Learning German: die Heimat

In a conversation with an Austrian girl at a party recently, she described Minnesota, where she had spent an exchange year during high school, as her "zweite (second) Heimat." And that struck me as strange, because a lot of times I don't feel like I have any Heimat at all.

Your dictionary will tell you that Heimat means "home," but that makes it sound like Heimat is about your house and your family, when that's not the case at all. "Homeland" is a little better, but "die Heimat" existed long before nineteenth-century nationalism and its conceptualization of the nation as a political community came about. As far as I can tell, Heimat is a sense of rootedness, the security of knowing that you belong to a place, and not because you happen to live there now, but because you and your family have always been there, since as long as anyone can remember. 

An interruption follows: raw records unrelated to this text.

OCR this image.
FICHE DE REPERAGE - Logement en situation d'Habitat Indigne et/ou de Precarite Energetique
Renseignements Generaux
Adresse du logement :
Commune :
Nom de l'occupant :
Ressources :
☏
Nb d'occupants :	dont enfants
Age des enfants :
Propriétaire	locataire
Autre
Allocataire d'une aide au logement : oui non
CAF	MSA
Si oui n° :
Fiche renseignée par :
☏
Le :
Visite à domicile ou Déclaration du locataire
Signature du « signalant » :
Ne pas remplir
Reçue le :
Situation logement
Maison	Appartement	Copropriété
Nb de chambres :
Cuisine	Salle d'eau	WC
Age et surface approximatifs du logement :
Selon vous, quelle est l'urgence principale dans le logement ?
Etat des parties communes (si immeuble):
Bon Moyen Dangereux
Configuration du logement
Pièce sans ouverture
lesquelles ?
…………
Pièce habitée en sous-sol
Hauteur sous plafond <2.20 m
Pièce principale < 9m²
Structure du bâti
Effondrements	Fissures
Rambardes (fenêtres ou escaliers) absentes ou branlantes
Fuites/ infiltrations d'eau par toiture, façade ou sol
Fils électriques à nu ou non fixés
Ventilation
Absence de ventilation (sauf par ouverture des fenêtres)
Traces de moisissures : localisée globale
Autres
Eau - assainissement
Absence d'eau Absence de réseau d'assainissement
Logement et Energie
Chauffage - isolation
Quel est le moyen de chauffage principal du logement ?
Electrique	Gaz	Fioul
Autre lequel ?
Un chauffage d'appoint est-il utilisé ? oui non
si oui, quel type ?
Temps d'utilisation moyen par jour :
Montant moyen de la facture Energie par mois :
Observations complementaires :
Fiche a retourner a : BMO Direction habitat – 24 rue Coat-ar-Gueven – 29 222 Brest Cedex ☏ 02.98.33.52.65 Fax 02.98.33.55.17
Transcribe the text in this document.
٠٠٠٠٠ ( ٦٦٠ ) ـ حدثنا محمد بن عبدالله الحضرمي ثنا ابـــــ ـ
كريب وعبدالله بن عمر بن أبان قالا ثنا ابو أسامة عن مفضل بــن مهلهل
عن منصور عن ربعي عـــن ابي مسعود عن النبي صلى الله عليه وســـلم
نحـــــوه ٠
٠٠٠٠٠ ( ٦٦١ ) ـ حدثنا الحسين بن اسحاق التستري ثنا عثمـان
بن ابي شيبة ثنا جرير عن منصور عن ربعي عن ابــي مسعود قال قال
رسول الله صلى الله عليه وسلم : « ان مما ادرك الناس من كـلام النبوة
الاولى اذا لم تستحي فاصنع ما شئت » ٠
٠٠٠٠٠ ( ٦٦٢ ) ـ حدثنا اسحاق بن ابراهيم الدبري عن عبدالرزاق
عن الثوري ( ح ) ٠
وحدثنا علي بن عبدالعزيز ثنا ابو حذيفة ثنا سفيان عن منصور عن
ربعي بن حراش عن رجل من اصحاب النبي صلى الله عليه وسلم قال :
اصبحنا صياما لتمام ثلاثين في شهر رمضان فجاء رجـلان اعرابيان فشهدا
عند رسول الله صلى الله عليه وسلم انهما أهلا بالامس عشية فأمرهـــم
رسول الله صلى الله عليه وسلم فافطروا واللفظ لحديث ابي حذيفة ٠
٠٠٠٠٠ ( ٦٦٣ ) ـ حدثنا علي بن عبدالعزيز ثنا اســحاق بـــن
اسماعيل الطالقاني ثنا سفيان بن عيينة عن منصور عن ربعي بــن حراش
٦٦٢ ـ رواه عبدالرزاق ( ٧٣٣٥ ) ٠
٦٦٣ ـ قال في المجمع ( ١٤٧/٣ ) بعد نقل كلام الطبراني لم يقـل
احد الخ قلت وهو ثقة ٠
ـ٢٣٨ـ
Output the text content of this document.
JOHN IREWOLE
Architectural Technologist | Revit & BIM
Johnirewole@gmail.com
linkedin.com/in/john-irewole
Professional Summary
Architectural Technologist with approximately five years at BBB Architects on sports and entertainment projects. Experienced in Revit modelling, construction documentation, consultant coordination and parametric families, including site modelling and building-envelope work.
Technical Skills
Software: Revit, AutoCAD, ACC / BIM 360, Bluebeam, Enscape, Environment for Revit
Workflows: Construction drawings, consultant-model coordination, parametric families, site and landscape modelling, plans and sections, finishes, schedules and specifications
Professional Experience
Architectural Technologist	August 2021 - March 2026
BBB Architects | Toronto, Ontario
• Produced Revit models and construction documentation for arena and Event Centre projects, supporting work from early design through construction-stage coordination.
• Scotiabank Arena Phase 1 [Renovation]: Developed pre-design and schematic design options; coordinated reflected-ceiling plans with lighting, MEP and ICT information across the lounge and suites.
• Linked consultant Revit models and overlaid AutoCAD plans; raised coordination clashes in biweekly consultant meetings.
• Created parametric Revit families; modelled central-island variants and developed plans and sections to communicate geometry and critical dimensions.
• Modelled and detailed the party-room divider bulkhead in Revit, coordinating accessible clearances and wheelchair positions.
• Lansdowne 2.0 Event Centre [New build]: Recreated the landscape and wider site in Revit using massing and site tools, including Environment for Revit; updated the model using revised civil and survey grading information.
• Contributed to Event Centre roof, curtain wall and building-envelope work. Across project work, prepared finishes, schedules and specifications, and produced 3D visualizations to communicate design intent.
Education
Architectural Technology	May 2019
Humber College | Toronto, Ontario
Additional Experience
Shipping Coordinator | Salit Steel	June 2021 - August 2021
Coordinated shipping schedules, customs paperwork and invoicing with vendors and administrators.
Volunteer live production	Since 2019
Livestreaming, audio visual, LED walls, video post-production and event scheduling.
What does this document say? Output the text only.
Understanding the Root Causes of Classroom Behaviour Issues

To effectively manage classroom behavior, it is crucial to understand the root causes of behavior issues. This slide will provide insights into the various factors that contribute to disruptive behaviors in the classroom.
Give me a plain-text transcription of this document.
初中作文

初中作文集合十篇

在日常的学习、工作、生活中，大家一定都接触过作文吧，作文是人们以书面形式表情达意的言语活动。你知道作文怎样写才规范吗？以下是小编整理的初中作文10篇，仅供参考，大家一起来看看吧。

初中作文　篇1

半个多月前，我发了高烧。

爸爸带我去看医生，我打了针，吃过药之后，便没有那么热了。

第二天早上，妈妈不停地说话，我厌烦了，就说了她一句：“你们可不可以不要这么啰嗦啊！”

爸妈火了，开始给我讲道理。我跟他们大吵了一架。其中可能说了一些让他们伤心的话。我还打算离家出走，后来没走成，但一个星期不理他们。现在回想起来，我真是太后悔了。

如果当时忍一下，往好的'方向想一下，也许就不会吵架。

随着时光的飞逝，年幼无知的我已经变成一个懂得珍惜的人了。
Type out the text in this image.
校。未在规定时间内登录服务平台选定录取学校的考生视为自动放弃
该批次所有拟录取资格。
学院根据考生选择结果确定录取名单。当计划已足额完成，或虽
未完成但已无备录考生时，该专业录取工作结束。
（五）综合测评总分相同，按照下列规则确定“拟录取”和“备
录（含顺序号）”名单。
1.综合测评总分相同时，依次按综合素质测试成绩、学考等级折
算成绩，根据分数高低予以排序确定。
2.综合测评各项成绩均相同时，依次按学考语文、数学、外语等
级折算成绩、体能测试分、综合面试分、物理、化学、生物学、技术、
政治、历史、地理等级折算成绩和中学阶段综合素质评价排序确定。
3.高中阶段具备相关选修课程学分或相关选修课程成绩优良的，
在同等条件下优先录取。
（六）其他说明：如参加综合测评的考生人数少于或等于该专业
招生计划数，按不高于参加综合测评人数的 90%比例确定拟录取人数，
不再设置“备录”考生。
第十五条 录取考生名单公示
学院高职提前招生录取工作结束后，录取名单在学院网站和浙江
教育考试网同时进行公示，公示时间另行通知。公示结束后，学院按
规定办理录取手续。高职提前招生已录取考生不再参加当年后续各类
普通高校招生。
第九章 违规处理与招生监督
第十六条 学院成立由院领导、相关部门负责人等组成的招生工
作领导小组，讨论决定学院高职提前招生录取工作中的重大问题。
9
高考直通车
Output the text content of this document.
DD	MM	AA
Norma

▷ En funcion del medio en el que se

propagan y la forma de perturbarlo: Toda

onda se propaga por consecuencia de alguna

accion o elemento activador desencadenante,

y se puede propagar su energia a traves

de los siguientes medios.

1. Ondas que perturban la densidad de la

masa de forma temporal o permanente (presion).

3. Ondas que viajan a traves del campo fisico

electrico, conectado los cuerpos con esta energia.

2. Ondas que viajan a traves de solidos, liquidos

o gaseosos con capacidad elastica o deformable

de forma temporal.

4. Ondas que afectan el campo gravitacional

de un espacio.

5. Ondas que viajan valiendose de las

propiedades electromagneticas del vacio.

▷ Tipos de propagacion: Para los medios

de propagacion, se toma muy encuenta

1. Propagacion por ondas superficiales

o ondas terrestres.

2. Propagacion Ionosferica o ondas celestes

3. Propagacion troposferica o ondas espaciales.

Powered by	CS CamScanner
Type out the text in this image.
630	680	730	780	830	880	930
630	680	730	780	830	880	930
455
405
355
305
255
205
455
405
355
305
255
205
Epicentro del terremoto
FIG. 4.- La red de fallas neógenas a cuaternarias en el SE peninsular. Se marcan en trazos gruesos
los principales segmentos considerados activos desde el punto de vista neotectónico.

It reminds me of the lyrics to "If I Should Fall from Grace with God," written about Ireland by London-based The Pogues:

          This land was always ours
          It was the proud land of our fathers
          It belongs to us and them
          Not to any of the others

And that's something that I, as an American, will always feel like I'm missing. I do feel connected to Pittsburgh, and to Pittsburgh's industrial history, to a greater extent than a lot of my American friends do to their birthplaces, because I know that my family was part of it, but that history begins in 1830. Before that, Pittsburgh was something else, something foreign that I feel no connection to, and my ancestors were farming on the steppes of Italy and the flat plains of Poland. 

It reminds of a conversation I had with some work colleagues about genealogy. They asked me about my German last name; I said that my ancestors were most likely from Rheinland-Pfalz, because that's where most Pennsylvania Dutch people come from, but that I really don't know, because my German ancestors came to America in the 1730s. And they were astounded that I knew so much about my family history. Genealogy isn't a big thing in Austria and Germany, because if your parents and their parents and their parents and their parents grew up on farms in Bayern, chances are that your family has always consisted of farmers in Bayern, all the way back to feudal times. That's rootedness.

And it's only recently, as I've come to learn more about and appreciate the Austrian concept of Heimat, that I can begin to understand why the conservatives say that Austria is "kein Einwanderungsland" (not a country of immigration). Because immigrants don't have a Heimat here in the same way that other people do. And of course this concept of Heimat is a myth, just as imagined as any other community, but that doesn't make it any less real. It's something I noticed way back in December, but the more I learn about Austria, the more convinced I am becoming of this disconcerting idea: Ausländerfeindlichkeit (xenophobia) is the flip side, the necessary underbelly, of everything that I love about this country. And becoming an Einwanderungsland -- something necessary economically, from a human rights perspective, and out of practicality (the second- and third-generation "foreigners," after all, aren't going anywhere) --might indeed require Austria to abolish a part of itself.

I know I sound like an FPÖ supporter now, like one of the right-wingers I'm supposed to be studying for my thesis, but trying to understand a mentality rather than judge it can lead to some uncomfortable positions.